• Le projet Glasswing couvre 150 partenaires vérifiés dans 15 pays dans le cadre de la défense des infrastructures critiques.
• La découverte de vulnérabilités par l'IA dépasse désormais la capacité de remédiation humaine.
Le fait
Anthropic a étendu le projet Glasswing à environ 150 organisations dans plus de 15 pays, en y ajoutant des opérateurs d'infrastructures critiques dans les secteurs de l'énergie, de l'eau, de la santé, des communications et du matériel. Les partenaires vérifiés reçoivent un accès à Claude Mythos Preview pour l'analyse défensive des vulnérabilités. Depuis son lancement début avril, les partenaires ont identifié plus de 10 000 vulnérabilités logicielles élevées ou critiques, avec plus de 1 700 résultats examinés de manière indépendante montrant un taux de validité confirmé supérieur à 90 %.
L'évaluation
Glasswing déploie des modèles d'IA puissants dans un usage défensif contrôlé avant que des capacités similaires ne se propagent à des acteurs hostiles. Le goulot d'étranglement s'est déjà déplacé de la découverte des failles vers le triage et le déploiement des correctifs, créant une demande pour des services de remédiation assistée par IA et de sécurité de la chaîne d'approvisionnement.

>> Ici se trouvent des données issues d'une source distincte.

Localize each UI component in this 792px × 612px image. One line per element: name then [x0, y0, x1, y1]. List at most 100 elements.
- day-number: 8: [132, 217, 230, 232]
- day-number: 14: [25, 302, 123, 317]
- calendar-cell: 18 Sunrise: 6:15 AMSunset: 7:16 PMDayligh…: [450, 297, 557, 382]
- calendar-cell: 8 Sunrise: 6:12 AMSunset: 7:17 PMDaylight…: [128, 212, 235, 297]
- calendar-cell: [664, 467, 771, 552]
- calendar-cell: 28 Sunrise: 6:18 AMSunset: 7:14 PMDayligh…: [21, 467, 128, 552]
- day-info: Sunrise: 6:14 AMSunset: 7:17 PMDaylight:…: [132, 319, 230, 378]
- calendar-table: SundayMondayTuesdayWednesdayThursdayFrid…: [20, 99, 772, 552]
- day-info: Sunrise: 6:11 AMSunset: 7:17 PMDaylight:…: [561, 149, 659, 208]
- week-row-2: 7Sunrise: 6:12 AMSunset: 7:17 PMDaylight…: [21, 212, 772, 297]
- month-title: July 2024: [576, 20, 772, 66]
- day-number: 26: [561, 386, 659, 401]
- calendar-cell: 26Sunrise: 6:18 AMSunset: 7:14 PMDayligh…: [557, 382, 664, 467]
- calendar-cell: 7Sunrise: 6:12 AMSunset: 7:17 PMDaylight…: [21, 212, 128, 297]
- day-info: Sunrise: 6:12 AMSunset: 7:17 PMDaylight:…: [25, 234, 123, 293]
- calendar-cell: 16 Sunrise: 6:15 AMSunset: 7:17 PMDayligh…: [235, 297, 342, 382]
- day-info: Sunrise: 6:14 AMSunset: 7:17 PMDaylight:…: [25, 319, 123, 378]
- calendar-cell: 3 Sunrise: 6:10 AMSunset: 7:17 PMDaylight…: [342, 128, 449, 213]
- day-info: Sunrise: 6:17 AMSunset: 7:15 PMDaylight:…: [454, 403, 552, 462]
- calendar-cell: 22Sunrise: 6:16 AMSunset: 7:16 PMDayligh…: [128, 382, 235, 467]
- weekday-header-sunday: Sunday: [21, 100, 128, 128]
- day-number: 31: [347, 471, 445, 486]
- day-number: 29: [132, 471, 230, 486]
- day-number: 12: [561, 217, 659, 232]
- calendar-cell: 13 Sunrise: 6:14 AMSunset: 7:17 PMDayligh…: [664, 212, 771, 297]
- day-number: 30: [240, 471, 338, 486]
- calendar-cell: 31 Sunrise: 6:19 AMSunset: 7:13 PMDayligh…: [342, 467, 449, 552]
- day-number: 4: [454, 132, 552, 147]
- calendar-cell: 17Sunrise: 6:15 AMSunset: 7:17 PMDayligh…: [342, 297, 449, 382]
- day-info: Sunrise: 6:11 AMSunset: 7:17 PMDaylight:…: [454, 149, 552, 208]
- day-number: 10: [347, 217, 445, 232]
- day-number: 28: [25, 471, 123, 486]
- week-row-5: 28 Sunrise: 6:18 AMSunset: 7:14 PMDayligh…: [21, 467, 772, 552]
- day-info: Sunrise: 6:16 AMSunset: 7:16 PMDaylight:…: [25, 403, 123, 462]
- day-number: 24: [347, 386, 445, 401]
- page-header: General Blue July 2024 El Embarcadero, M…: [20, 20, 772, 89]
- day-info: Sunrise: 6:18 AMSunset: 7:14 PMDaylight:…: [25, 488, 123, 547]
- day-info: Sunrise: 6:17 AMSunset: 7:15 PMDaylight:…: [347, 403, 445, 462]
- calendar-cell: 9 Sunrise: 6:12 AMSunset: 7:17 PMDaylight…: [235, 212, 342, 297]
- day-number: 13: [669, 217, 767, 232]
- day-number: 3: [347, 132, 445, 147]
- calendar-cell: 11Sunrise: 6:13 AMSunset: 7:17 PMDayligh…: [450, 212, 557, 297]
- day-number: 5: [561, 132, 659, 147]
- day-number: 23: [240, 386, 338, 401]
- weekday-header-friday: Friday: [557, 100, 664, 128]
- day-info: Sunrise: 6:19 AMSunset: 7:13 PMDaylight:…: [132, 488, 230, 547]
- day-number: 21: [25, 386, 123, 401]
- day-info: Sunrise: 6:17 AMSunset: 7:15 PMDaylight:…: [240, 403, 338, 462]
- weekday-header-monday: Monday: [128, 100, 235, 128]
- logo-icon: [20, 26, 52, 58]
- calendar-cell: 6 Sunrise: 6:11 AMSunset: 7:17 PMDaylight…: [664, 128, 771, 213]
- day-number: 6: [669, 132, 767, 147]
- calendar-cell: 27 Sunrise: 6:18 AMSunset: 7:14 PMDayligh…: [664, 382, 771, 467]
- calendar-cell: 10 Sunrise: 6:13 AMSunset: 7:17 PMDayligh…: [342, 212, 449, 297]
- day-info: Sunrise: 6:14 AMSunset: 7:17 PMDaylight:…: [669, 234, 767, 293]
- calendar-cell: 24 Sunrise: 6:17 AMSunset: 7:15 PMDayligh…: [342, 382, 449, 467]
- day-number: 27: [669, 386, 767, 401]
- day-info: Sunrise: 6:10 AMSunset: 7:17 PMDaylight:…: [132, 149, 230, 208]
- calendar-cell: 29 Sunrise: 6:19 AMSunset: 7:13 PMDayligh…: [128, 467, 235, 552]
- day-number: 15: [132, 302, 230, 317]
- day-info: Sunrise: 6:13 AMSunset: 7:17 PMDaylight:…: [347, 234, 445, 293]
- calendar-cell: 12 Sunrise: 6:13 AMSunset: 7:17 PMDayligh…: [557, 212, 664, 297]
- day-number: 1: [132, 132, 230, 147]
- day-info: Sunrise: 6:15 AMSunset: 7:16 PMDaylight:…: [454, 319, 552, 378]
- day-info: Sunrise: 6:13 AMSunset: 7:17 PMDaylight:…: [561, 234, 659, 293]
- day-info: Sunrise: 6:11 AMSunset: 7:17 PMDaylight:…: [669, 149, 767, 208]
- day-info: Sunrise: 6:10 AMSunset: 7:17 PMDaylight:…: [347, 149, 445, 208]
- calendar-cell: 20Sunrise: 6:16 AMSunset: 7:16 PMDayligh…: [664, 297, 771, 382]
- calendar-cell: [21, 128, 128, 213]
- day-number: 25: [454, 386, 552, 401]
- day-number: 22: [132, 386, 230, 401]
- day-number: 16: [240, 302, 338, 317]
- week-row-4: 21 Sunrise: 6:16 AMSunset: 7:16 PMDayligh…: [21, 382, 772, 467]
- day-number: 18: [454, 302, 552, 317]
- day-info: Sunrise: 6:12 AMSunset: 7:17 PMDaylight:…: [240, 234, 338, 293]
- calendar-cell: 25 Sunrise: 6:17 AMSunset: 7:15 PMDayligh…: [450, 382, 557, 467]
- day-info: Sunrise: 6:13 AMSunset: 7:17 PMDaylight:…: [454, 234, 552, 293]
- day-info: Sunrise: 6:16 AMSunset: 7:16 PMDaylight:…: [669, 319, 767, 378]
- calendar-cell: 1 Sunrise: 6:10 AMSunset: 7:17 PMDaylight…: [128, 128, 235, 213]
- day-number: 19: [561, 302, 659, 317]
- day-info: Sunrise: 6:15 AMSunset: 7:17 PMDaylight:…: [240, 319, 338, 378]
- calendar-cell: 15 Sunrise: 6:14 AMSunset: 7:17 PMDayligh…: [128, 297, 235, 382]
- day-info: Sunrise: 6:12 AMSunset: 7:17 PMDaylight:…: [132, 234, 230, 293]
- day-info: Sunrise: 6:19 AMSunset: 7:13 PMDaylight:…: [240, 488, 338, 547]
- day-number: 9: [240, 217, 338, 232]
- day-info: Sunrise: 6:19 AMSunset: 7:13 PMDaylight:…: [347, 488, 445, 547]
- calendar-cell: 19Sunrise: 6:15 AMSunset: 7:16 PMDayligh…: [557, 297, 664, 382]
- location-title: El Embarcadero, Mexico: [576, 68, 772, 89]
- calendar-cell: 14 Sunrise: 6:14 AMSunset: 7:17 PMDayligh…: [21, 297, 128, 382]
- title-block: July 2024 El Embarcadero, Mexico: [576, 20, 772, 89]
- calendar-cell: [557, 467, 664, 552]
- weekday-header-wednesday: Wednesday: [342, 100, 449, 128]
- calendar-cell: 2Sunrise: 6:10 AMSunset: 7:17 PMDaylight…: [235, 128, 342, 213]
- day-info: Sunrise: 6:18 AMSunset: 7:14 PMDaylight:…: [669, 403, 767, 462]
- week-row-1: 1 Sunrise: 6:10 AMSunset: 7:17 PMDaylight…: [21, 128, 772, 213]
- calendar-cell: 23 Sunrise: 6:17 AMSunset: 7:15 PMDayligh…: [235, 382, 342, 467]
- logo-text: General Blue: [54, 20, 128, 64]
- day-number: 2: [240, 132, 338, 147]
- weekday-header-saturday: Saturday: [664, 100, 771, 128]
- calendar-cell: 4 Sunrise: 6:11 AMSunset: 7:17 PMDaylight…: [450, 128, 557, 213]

Le programme met également en évidence un risque plus large: les protocoles Internet de base et les bibliothèques open source largement utilisées sont désormais analysés à une échelle qui exposera des vulnérabilités longtemps cachées dans l'ensemble de la pile d'infrastructures.
À surveiller
Surveillez si la chasse aux vulnérabilités pilotée par l'IA améliore la sécurité des infrastructures critiques à moindre coût, si Glasswing évolue vers le correctif automatisé, et si les entreprises d'IA concurrentes lancent des programmes de défense concurrents.